Review: Chasing Ghosts by Glenn Rolfe

Chasing Ghosts - Glenn Rolfe

Chasing Ghosts, the latest horror novella from Glenn Rolfe, is a perfectly good read to while away a few hours with. I suspect, though, that I would have enjoyed it even more if had been expanded into a full-length novel.

 

The gist of this story is simple, and a common enough trope in horror stories - people getting mauled and killed by backwoods cannibal killers. It's familiar and doesn't exactly break new ground, and is essentially a cabin in the woods slasher movie in print form. I can generally accept derivative storytelling as long as it entertains and is at least well written. Thankfully, Chasing Ghosts succeeds in these two elements and provided me with several hours of enjoyment over a Saturday afternoon.

 

Novellas can be tricky things, though. They're longer than short stories, but not as long as novels.
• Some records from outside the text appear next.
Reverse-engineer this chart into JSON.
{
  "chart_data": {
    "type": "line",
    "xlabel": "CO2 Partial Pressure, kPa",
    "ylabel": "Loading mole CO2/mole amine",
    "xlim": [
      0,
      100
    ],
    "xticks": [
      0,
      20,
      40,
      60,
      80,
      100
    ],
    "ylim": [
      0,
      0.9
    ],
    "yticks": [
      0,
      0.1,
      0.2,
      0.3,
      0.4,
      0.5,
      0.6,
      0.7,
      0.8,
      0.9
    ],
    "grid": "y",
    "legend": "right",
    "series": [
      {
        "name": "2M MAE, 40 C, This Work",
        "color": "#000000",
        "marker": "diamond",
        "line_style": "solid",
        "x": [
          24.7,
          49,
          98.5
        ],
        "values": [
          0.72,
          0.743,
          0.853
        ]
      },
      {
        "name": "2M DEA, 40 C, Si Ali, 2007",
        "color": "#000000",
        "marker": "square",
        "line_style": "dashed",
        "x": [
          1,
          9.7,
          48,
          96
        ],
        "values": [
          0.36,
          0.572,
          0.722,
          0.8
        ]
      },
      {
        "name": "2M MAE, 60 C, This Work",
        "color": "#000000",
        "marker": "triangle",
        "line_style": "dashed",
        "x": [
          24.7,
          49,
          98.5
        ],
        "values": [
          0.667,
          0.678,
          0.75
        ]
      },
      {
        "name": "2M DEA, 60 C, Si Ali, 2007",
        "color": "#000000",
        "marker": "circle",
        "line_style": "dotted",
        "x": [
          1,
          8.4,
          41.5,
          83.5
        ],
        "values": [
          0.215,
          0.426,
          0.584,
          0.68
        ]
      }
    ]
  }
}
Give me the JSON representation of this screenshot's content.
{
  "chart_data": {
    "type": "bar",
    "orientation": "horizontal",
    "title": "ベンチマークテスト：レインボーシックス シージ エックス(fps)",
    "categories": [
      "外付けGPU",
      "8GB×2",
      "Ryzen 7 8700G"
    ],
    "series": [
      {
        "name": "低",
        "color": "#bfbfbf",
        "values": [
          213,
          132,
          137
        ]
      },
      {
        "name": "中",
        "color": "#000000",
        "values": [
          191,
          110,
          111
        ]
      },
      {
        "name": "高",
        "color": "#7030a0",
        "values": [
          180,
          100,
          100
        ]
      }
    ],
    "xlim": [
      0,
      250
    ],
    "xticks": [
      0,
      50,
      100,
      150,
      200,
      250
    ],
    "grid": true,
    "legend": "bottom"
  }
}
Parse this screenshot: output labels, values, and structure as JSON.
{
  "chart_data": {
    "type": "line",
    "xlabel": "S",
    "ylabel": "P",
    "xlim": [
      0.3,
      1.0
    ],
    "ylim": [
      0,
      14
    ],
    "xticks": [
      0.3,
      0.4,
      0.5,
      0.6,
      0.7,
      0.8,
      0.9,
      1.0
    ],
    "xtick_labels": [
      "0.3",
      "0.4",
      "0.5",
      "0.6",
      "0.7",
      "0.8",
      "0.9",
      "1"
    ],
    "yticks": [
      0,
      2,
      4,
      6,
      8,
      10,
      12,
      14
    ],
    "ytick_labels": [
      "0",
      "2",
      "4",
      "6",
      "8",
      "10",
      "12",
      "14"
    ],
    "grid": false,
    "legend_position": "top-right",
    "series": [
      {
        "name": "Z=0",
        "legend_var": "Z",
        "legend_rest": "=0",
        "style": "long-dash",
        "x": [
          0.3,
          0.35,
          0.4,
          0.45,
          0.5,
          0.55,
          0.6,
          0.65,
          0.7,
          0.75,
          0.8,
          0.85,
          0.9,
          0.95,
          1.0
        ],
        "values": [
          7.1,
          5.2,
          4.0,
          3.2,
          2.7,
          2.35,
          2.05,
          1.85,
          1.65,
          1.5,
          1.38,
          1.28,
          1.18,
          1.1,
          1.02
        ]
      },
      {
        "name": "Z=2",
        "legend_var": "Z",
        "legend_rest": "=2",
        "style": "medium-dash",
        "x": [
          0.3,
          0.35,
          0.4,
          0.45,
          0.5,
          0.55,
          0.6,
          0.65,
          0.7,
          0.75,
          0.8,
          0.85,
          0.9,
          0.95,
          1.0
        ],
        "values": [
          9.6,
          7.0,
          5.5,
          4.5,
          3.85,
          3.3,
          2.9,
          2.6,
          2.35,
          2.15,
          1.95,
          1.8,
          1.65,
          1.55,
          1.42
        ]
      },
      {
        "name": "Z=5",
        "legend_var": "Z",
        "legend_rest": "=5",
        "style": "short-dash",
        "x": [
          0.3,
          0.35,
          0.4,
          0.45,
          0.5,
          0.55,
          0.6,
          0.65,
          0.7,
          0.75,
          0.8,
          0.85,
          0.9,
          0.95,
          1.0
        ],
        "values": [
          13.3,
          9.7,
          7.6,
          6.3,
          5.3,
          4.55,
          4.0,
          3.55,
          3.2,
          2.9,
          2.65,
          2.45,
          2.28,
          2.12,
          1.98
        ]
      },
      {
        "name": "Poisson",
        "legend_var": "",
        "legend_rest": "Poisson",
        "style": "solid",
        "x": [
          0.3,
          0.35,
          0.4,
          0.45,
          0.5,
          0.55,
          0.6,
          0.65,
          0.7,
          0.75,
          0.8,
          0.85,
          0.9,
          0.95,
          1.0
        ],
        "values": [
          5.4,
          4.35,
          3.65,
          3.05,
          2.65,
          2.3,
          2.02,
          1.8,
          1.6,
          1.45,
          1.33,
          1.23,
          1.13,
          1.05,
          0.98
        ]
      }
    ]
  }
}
In my opinion, they work best when the focus is tight and centered on only a few characters in a small setting. There's an intimacy to novellas in the way they pack a powerful punch in a small package.

 

Chasing Ghosts, however, often feels like a much larger story struggling to fit into its confines. There's a lot of characters that we never really get to become deeply familiar with, and we're told all we're allowed to know about them almost as soon as they arrive on the page - Derek is a cheating husband, Mike's a good guy, Walt is the aging sheriff with a bad back, and there's a trio of punk rockers performing at a backwoods cabin party who are all pretty much interchangeable from one another. We don't get to know much about what makes these characters tick beyond these brief descriptors, which makes them easy, bland fodder once the killing begins. Unfortunately, we're given little reason to care. Some of these victims get particularly grisly treatment, and imagining the violence inflicted upon them is hair-raising enough, but I couldn't quite latch onto anybody in particular to root for or identify with. This book is all about the squirm factor. Characters are dispatched with frightening enough regularity to make George R.R. Martin proud, and the cannibal killers are a potent, if one-dimensional, force.

 

This review is perhaps overly critical and negative-sounding, although I actually did enjoy the time I spent with Rolfe's story. There are good ideas here, and glimmers of a larger story that really needed more time and space to develop into something stronger. As far as quick reads with a high body count goes, this fits the bill well enough. Chasing Ghosts is a fun, dirty piece of work that makes for a few hours worth of enjoyable escapism, despite lacking a tight narrative focus or rich enough characters to make a long-lasting impression. Rolfe clearly has talent, though, and he's an author I'll be keeping an eye on to see how he develops.

 

[Note: This review is based on an advanced copy provided by Sinister Grin Press via Hook of a Book Media and Publicity.]